135 S.W. 573 | Tex. Crim. App. | 1911
Appellant was indicted in the District Court of Potter County, charged with the offense of burglary. Upon a trial he was adjudged guilty and sentenced to the penitentiary for two years.
The three bills of exception in the record relate to a portion of the testimony of G.M. Jenkins. Mr. Jenkins testified that he was in charge of Taylor Flats, in Amarillo, and rented room 14 to E.E. Young. That defendant, about a week prior to the alleged burglary, came and wanted to know if he desired to sell out; that defendant's mother was desirious of coming to that country; that at the time of said conversation he rented room 16, adjoining the room occupied by Young; that on the morning of the burglary he had cleaned up the rooms and cleaned up the room occupied by Young about 8:30 in the morning and closed the door. That thereafter on the same morning he was at the postoffice and saw defendant coming from the direction of Taylor Flats. In the afternoon after learning of the theft or burglary, defendant not having come to dinner, he went with an officer and searched the town of Amarillo for defendant, and failed to *653
find him. All this testimony was admissible, we think, when the further fact appears that defendant was arrested in Dallam County a day or so thereafter and had the stolen goods in his possession. No one saw defendant enter the room from which the goods were stolen, and the facts and circumstances are admissible showing defendant was at the house, when he went there, when he was seen coming from there, and the further fact of flight; that he immediately left town telling no one where he was going. Cooper v. State,
The court did not err in refusing to give the special charge requested. The room in question is shown to have been rented to E.E. Young, and he was in possession and control of same. That another was the real owner is immaterial, as the indictment alleged that the room burglariously entered was then and there used and occupied as a place of residence by the person from whom the goods were stolen, and the evidence sustains the allegation. Sullivan v. State, 13 Texas Crim. App., 462.
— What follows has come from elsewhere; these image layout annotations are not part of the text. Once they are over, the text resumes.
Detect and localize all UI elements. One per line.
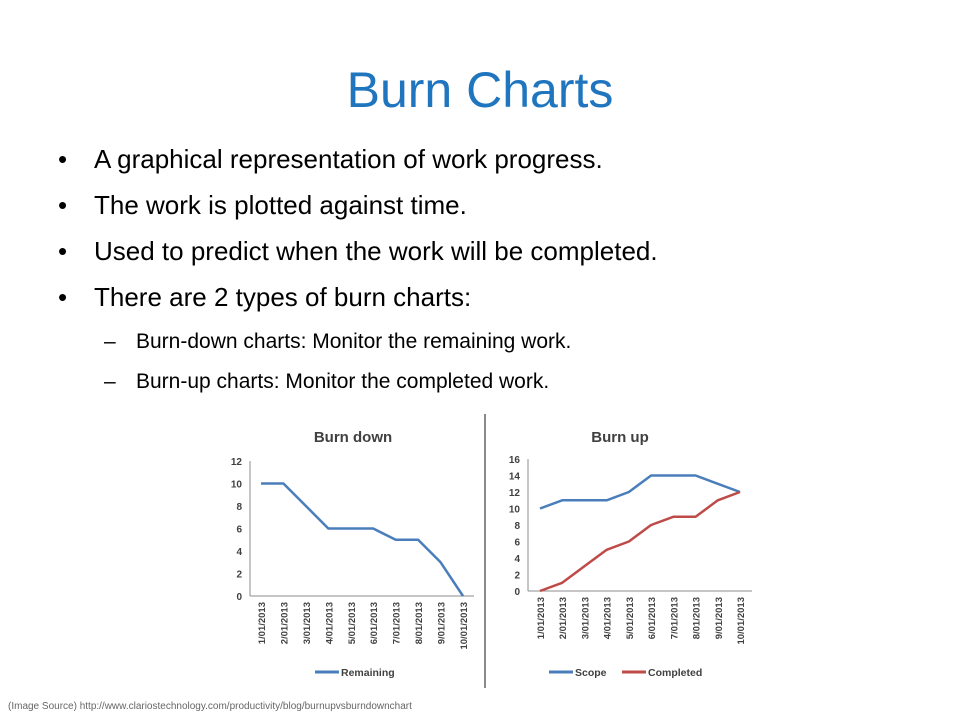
chart-divider bbox=[484, 414, 486, 688]
x-tick-label: 2/01/2013 bbox=[279, 602, 290, 644]
y-tick-label: 14 bbox=[509, 472, 521, 483]
bullet-list: • A graphical representation of work pro… bbox=[58, 140, 938, 404]
y-tick-label: 2 bbox=[236, 570, 242, 581]
bullet-text: The work is plotted against time. bbox=[94, 190, 467, 220]
x-tick-label: 5/01/2013 bbox=[347, 602, 358, 644]
x-tick-label: 5/01/2013 bbox=[625, 597, 636, 639]
x-tick-label: 7/01/2013 bbox=[669, 597, 680, 639]
y-tick-label: 0 bbox=[236, 592, 242, 603]
x-tick-label: 3/01/2013 bbox=[580, 597, 591, 639]
x-tick-label: 10/01/2013 bbox=[459, 602, 470, 650]
y-tick-label: 10 bbox=[509, 505, 521, 516]
series-line bbox=[539, 474, 741, 510]
bullet-text: Used to predict when the work will be co… bbox=[94, 236, 658, 266]
bullet-glyph: • bbox=[58, 282, 68, 312]
y-tick-label: 4 bbox=[514, 554, 520, 565]
burn-down-chart: Burn down 0 2 4 6 8 10 12 1/01/2013 2/01/2013 3/01… bbox=[231, 429, 474, 679]
bullet-glyph: • bbox=[58, 236, 68, 266]
sub-bullet-item: – Burn-down charts: Monitor the remainin… bbox=[58, 324, 938, 364]
sub-bullet-item: – Burn-up charts: Monitor the completed … bbox=[58, 364, 938, 404]
bullet-item: • The work is plotted against time. bbox=[58, 186, 938, 232]
x-tick-label: 1/01/2013 bbox=[257, 602, 268, 644]
y-tick-label: 12 bbox=[231, 457, 243, 468]
x-tick-label: 7/01/2013 bbox=[392, 602, 403, 644]
y-tick-label: 8 bbox=[236, 502, 242, 513]
x-tick-label: 1/01/2013 bbox=[536, 597, 547, 639]
dash-glyph: – bbox=[104, 370, 116, 393]
y-tick-label: 10 bbox=[231, 480, 243, 491]
series-line bbox=[261, 482, 465, 597]
bullet-glyph: • bbox=[58, 190, 68, 220]
series-line bbox=[539, 490, 741, 593]
bullet-item: • There are 2 types of burn charts: bbox=[58, 278, 938, 324]
chart-title: Burn down bbox=[314, 429, 392, 446]
sub-bullet-text: Burn-down charts: Monitor the remaining … bbox=[136, 330, 572, 353]
x-tick-label: 6/01/2013 bbox=[647, 597, 658, 639]
y-tick-label: 8 bbox=[514, 521, 520, 532]
y-tick-label: 0 bbox=[514, 587, 520, 598]
x-tick-label: 8/01/2013 bbox=[692, 597, 703, 639]
bullet-item: • Used to predict when the work will be … bbox=[58, 232, 938, 278]
x-tick-label: 4/01/2013 bbox=[324, 602, 335, 644]
x-tick-label: 10/01/2013 bbox=[736, 597, 747, 645]
chart-title: Burn up bbox=[591, 429, 649, 446]
y-tick-label: 4 bbox=[236, 547, 242, 558]
y-tick-label: 16 bbox=[509, 455, 521, 466]
burn-up-chart: Burn up 0 2 4 6 8 10 12 14 16 1/01/2013 2/01/2013 3/… bbox=[509, 429, 752, 679]
image-source-note: (Image Source) http://www.clariostechnol… bbox=[8, 701, 412, 712]
slide-title: Burn Charts bbox=[346, 62, 614, 118]
x-tick-label: 3/01/2013 bbox=[302, 602, 313, 644]
x-tick-label: 8/01/2013 bbox=[414, 602, 425, 644]
y-tick-label: 12 bbox=[509, 488, 521, 499]
legend-label: Completed bbox=[648, 667, 702, 679]
x-tick-label: 2/01/2013 bbox=[558, 597, 569, 639]
legend-label: Scope bbox=[575, 667, 607, 679]
y-tick-label: 6 bbox=[514, 538, 520, 549]
sub-bullet-text: Burn-up charts: Monitor the completed wo… bbox=[136, 370, 550, 393]
x-tick-label: 9/01/2013 bbox=[714, 597, 725, 639]
y-tick-label: 6 bbox=[236, 525, 242, 536]
bullet-glyph: • bbox=[58, 144, 68, 174]
bullet-text: A graphical representation of work progr… bbox=[94, 144, 603, 174]
y-tick-label: 2 bbox=[514, 571, 520, 582]
x-tick-label: 4/01/2013 bbox=[603, 597, 614, 639]
legend-label: Remaining bbox=[341, 667, 395, 679]
dash-glyph: – bbox=[104, 330, 116, 353]
bullet-item: • A graphical representation of work pro… bbox=[58, 140, 938, 186]
x-tick-label: 9/01/2013 bbox=[437, 602, 448, 644]
bullet-text: There are 2 types of burn charts: bbox=[94, 282, 472, 312]
x-tick-label: 6/01/2013 bbox=[369, 602, 380, 644]
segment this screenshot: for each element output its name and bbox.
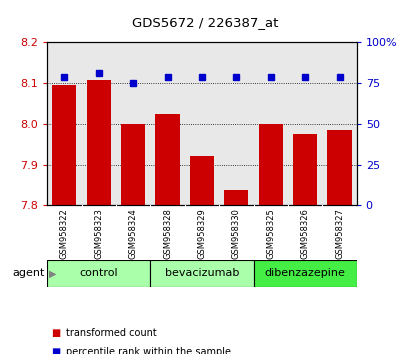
Bar — [189, 156, 213, 205]
Text: ▶: ▶ — [49, 268, 56, 279]
Text: GSM958330: GSM958330 — [231, 208, 240, 259]
Text: GSM958327: GSM958327 — [334, 208, 343, 259]
Text: GSM958324: GSM958324 — [128, 208, 137, 259]
Text: GSM958329: GSM958329 — [197, 208, 206, 259]
Text: GSM958326: GSM958326 — [300, 208, 309, 259]
Text: GDS5672 / 226387_at: GDS5672 / 226387_at — [131, 16, 278, 29]
Bar — [224, 190, 248, 205]
Bar — [47, 260, 150, 287]
Text: percentile rank within the sample: percentile rank within the sample — [65, 347, 230, 354]
Bar — [121, 124, 145, 205]
Text: GSM958328: GSM958328 — [163, 208, 172, 259]
Text: ■: ■ — [51, 328, 61, 338]
Text: GSM958322: GSM958322 — [60, 208, 69, 259]
Bar — [52, 85, 76, 205]
Text: ■: ■ — [51, 347, 61, 354]
Text: bevacizumab: bevacizumab — [164, 268, 238, 279]
Bar — [292, 134, 317, 205]
Text: GSM958323: GSM958323 — [94, 208, 103, 259]
Text: transformed count: transformed count — [65, 328, 156, 338]
Bar — [327, 130, 351, 205]
Bar — [86, 80, 110, 205]
Text: control: control — [79, 268, 118, 279]
Bar — [155, 114, 179, 205]
Bar — [150, 260, 253, 287]
Text: agent: agent — [13, 268, 45, 279]
Bar — [258, 124, 282, 205]
Text: dibenzazepine: dibenzazepine — [264, 268, 345, 279]
Text: GSM958325: GSM958325 — [265, 208, 274, 259]
Bar — [253, 260, 356, 287]
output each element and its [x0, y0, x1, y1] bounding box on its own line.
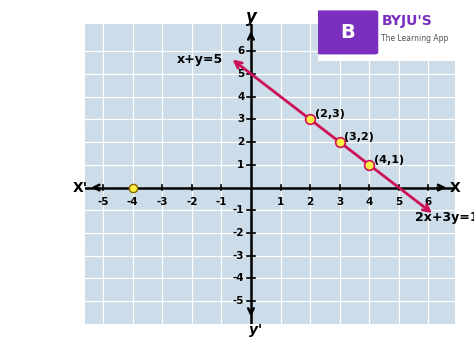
Text: y: y [246, 8, 256, 26]
Text: BYJU'S: BYJU'S [381, 14, 432, 28]
Text: 3: 3 [237, 114, 245, 124]
Text: 4: 4 [365, 197, 373, 207]
Text: y': y' [249, 323, 262, 337]
Text: X': X' [73, 180, 88, 195]
Text: 2: 2 [307, 197, 314, 207]
Text: x+y=5: x+y=5 [177, 53, 223, 65]
Text: 2x+3y=10: 2x+3y=10 [415, 210, 474, 223]
Text: (2,3): (2,3) [315, 109, 345, 119]
Text: 4: 4 [237, 92, 245, 102]
Text: 5: 5 [237, 69, 245, 79]
Text: (3,2): (3,2) [344, 132, 374, 142]
Text: 6: 6 [425, 197, 432, 207]
Text: -2: -2 [186, 197, 198, 207]
Text: -5: -5 [97, 197, 109, 207]
Text: 1: 1 [237, 160, 245, 170]
Text: 3: 3 [336, 197, 343, 207]
Text: -5: -5 [233, 296, 245, 306]
Text: -3: -3 [233, 251, 245, 261]
Text: X: X [450, 180, 460, 195]
Text: 1: 1 [277, 197, 284, 207]
Text: The Learning App: The Learning App [381, 34, 449, 43]
FancyBboxPatch shape [316, 10, 378, 55]
Text: 5: 5 [395, 197, 402, 207]
Text: -1: -1 [233, 205, 245, 215]
Text: -2: -2 [233, 228, 245, 238]
Text: -1: -1 [216, 197, 227, 207]
Text: -4: -4 [233, 273, 245, 283]
Text: (4,1): (4,1) [374, 154, 404, 165]
Text: 6: 6 [237, 46, 245, 56]
Text: -4: -4 [127, 197, 138, 207]
Text: -3: -3 [156, 197, 168, 207]
Text: 2: 2 [237, 137, 245, 147]
Text: B: B [340, 23, 355, 42]
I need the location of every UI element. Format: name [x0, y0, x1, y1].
Complaint is made that the court did not charge on the possession of recently stolen property. The record does not disclose at the time of his arrest or at any other time defendant gave any explanation of his possession of the stolen property and it was not error for the court to fail to charge on this issue. Baldwin v. State, 31 Tex.Crim. Rep..
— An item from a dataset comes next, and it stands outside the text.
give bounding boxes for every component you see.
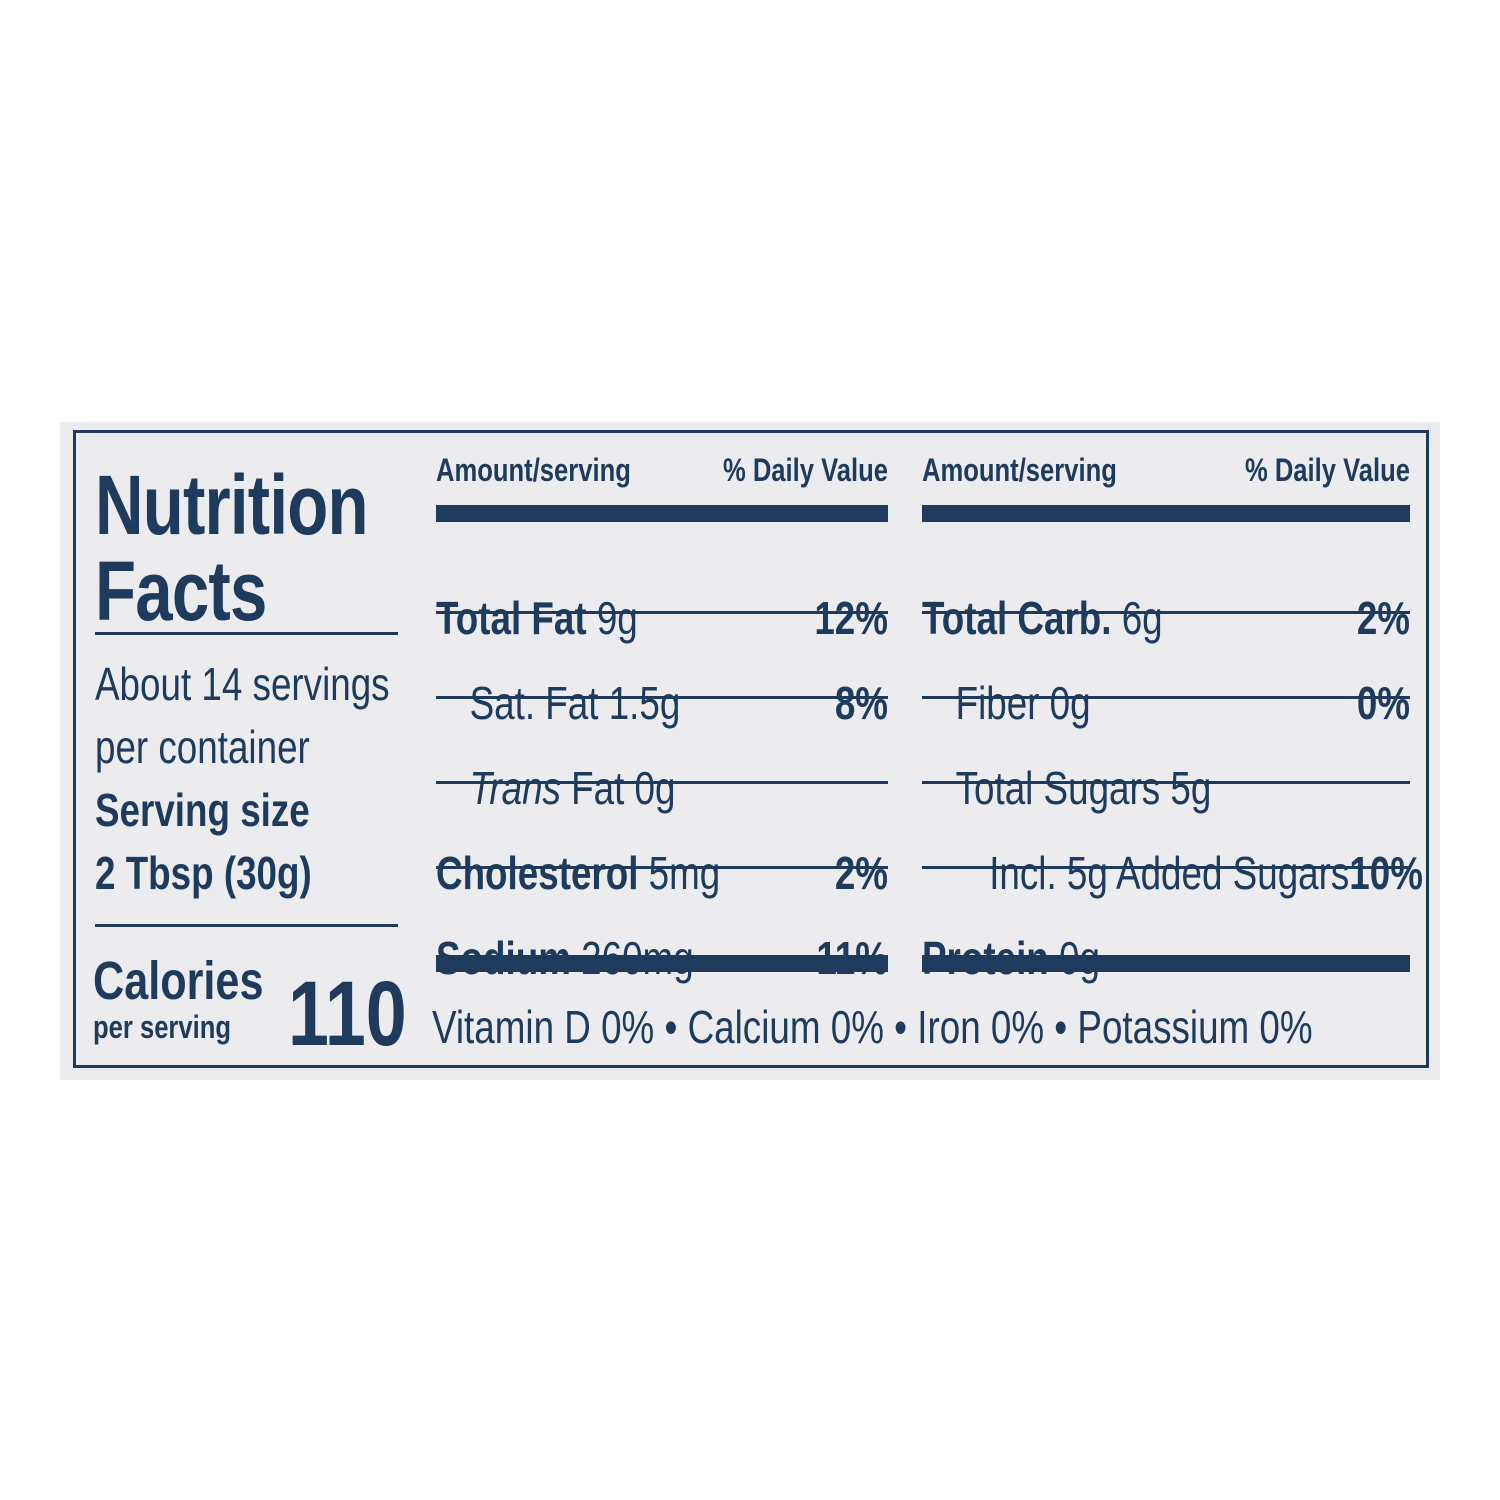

The appellant complains that the court in defining burglary gave the statutory definition. In this there was no error, as the court in the charge applicable to this defendant instructed them that by the term "breaking" was meant that the entry must be made with actual force, and that as the burglary was alleged to have taken place in the daytime, the jury must be satisfied beyond a reasonable doubt that the entry was made by force in daytime, or they would not convict defendant. Sparks v. State,
Complaint is made that the court instructed the jury that they should not consider, as a circumstance against the defendant, the fact that he failed to testify in his own behalf. The charge given in this case is in almost the exact terms of a charge approved by this court in Unsell v. State,
We have carefully considered every ground of appellant's motion for a new trial, and in regard to the one alleging that the testimony is insufficient to support the verdict we would say that the stolen goods were found in his possession; that he left Amarillo the day of the theft and was arrested in another place; that the morning of the theft when Mr. Jenkins cleaned and closed the door of the room from which the goods were stolen, he was at that time in bed in an adjoining room; that he was afterwards seen coming from that direction, and although he was boarding there, he never returned to the house, are all circumstances which, under a proper charge, as the court *654
gave in this case, the jury would be authorized to find the defendant guilty. Barrett v. State,
In regard to the suggestion that defendant was not indicted in his true name, this is immaterial. Under articles 548 and 549, Code Crim. Proc., he had a right to suggest his true name when the case was called for trial. Not having done so, he can not for the first time complain in this court. Henry v. State,
The judgment is affirmed.
Affirmed.
[Rehearing denied March 29, 1911. — Reporter.]